Funeral services will be conducted tomorrow for Bernhard Nikkel who was killed Saturday evening by the compeller of an airplane soon after his son, William Nikkel, had landed the machine near the farm home.

The tragic accident occurred as preparations were being made to moor the plane near the Nikkel house for the night. A landing was made at the Nikkel farm and after an exchange of greetings it was decided to taxi the plane across a fence to place it near the house for the night. The elder Nikkel and the passenger of the plane were holding down the wires to allow the pilot to take the machine to the parking spot and some rocks interfered with the movement of the wheels.

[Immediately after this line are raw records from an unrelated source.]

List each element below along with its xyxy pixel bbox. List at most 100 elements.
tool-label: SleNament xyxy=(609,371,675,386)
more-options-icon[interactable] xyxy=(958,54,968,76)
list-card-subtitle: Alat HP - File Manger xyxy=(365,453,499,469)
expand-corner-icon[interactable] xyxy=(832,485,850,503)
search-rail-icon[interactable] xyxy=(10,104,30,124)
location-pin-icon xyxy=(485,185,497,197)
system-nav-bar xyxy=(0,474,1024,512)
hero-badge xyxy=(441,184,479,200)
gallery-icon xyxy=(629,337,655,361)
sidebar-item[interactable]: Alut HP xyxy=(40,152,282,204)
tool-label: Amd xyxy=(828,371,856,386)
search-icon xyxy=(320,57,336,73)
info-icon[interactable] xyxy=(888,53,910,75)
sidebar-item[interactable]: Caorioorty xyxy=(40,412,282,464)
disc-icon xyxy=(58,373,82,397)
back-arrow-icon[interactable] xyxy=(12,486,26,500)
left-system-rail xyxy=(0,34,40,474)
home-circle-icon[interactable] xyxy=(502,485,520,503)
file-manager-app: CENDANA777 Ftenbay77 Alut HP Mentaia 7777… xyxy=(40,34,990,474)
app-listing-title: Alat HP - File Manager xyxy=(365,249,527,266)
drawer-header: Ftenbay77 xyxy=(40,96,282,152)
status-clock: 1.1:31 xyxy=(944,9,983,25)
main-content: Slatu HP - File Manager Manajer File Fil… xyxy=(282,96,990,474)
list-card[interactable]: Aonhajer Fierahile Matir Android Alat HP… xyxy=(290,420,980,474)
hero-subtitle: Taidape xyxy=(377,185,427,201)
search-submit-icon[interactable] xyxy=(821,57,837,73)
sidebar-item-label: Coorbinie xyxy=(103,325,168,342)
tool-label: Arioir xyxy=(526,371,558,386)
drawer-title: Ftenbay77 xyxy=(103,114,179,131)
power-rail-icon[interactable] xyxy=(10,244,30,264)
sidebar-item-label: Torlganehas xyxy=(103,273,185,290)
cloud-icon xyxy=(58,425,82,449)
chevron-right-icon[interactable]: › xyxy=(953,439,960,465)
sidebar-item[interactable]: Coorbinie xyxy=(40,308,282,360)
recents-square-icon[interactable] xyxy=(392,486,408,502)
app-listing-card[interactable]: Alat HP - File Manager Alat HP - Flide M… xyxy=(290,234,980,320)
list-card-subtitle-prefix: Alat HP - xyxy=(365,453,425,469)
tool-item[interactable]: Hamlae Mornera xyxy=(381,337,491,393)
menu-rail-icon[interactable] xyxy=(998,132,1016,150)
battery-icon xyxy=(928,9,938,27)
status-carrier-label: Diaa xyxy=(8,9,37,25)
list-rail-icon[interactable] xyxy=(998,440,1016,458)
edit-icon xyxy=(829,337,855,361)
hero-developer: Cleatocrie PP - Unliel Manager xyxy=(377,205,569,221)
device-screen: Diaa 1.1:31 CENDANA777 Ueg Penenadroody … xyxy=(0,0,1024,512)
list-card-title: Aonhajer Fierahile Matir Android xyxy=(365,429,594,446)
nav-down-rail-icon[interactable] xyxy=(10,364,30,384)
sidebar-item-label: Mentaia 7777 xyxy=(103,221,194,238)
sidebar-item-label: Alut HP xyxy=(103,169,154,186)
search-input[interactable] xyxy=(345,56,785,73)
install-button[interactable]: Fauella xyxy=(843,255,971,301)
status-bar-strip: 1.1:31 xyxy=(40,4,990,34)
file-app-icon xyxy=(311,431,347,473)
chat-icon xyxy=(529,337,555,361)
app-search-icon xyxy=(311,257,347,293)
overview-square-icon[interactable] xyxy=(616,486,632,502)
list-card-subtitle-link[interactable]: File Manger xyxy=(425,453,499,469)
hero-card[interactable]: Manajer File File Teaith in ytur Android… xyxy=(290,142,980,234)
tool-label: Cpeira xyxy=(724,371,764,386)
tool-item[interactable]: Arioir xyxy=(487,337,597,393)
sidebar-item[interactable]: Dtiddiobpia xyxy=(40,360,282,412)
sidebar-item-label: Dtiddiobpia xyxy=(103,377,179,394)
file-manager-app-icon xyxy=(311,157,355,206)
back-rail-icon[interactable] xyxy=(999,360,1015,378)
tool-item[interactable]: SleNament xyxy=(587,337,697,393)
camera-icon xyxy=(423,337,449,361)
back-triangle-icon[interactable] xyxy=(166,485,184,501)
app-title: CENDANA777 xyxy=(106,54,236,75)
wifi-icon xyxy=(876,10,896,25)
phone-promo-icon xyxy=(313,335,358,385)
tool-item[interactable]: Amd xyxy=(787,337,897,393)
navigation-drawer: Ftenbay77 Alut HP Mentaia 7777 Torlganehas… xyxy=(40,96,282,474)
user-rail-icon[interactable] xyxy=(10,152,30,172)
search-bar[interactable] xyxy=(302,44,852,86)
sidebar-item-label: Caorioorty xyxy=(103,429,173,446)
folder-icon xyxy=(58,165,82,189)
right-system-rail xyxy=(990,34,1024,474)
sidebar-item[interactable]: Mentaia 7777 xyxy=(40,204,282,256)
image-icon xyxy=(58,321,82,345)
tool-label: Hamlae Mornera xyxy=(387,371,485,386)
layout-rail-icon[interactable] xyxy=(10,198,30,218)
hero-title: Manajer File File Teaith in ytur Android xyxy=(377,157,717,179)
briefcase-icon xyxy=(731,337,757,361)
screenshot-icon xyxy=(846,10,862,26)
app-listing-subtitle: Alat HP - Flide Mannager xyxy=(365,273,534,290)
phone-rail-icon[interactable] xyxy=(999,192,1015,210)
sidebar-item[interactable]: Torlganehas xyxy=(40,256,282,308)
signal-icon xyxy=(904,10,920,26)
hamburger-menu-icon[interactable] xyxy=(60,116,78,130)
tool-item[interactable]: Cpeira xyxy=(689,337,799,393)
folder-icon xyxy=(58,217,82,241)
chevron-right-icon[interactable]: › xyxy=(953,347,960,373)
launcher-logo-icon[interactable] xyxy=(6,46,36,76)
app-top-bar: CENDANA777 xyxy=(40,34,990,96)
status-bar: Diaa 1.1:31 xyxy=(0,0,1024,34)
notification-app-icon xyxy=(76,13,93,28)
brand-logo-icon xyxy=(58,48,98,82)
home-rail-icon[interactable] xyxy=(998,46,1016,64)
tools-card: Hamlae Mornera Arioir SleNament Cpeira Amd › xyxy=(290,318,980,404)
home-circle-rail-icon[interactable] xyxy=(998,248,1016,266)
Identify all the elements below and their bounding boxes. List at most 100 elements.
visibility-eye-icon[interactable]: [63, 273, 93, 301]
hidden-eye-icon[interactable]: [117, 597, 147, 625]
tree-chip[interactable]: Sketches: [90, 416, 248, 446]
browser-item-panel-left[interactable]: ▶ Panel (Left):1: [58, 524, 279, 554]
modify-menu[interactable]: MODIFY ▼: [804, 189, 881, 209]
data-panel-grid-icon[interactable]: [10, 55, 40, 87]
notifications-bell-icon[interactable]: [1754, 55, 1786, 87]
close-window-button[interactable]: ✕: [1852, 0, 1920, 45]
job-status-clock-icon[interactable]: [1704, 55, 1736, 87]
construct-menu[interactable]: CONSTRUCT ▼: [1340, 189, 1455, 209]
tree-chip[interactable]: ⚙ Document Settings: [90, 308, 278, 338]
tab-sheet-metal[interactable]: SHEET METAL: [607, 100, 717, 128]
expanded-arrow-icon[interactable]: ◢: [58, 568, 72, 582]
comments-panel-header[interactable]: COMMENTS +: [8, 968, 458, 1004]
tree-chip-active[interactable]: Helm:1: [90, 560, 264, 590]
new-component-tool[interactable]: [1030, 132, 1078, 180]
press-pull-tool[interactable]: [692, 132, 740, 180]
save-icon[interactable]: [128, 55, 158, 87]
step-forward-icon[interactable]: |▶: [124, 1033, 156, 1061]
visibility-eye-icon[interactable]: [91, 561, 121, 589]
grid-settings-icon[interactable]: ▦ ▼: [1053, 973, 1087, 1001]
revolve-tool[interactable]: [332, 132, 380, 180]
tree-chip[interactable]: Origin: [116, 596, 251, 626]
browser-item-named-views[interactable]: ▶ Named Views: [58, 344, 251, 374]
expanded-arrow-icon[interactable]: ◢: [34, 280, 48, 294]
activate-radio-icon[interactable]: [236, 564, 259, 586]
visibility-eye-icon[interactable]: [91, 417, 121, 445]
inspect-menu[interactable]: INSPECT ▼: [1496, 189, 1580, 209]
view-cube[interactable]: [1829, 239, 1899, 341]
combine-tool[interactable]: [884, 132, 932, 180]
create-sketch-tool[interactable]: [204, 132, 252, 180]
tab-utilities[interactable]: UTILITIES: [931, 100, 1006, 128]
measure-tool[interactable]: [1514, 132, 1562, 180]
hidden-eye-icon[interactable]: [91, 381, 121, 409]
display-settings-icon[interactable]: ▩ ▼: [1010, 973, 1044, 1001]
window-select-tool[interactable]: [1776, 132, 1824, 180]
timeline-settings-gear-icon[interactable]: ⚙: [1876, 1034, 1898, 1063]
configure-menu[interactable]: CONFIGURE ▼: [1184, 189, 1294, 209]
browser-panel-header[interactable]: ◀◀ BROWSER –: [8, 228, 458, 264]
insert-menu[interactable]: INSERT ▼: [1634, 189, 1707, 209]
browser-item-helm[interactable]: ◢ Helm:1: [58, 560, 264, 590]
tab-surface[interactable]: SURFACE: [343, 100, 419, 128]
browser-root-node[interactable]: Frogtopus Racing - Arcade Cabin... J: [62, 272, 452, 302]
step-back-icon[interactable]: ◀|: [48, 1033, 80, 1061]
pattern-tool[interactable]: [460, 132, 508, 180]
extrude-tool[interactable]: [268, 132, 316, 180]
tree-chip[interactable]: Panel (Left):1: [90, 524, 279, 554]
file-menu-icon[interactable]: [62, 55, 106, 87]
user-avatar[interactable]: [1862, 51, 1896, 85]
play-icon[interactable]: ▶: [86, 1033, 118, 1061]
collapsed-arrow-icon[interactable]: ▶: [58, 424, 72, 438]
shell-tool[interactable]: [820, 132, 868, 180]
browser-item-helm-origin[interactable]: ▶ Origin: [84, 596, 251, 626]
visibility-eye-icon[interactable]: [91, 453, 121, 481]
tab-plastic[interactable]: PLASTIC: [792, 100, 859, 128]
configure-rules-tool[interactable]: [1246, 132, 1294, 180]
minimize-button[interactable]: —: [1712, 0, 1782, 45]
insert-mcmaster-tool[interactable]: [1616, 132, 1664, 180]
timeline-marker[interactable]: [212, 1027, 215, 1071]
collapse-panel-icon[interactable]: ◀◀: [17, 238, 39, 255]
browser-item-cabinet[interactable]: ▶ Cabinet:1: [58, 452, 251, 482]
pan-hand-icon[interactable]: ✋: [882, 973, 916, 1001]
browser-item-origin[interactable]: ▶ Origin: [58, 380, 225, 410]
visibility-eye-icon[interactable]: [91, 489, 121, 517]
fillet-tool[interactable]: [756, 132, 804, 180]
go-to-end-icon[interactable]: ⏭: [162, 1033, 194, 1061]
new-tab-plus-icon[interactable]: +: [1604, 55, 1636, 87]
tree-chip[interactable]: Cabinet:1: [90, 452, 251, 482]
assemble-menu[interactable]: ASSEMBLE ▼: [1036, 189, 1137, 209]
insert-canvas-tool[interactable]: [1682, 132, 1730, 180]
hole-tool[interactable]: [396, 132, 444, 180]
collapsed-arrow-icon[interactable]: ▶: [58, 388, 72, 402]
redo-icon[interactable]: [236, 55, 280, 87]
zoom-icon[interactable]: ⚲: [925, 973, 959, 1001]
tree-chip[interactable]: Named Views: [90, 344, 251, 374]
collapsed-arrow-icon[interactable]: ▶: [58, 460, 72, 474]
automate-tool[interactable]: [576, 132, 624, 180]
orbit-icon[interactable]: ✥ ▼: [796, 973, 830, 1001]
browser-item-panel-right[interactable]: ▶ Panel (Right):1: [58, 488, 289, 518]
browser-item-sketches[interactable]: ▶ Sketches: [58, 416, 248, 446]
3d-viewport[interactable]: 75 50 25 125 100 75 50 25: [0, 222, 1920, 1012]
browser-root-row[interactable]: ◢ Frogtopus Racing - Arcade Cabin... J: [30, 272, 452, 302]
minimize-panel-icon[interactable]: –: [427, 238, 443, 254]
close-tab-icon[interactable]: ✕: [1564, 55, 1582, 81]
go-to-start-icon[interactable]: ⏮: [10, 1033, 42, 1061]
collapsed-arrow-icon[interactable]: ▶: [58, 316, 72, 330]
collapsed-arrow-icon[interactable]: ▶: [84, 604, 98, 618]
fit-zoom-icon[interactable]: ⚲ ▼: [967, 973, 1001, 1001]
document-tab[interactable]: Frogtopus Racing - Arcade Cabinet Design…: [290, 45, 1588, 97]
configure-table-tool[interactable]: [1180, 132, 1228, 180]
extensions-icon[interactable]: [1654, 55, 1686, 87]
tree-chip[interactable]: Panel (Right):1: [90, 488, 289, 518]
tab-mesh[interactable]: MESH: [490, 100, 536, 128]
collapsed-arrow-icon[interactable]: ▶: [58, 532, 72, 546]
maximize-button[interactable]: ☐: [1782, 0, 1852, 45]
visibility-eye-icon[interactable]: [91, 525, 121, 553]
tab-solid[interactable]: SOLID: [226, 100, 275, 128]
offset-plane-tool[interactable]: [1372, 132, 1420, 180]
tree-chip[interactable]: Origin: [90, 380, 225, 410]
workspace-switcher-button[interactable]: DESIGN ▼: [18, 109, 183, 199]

Mr. Nikkel removed one rock and threw it aside and had picked up another. No one saw what happened, but it is presumed that as the man straightened up he probably lost his balance and pitched forward into the whirling propeller. He was struck on the head, the blow severing the top of the skull. A doctor was summoned as soon as someone could get to a telephone, however he had died instantly….

I had always known more or less how it had occurred, but, oh, my God…

My Uncle Bill never fully recovered from the event. Who could?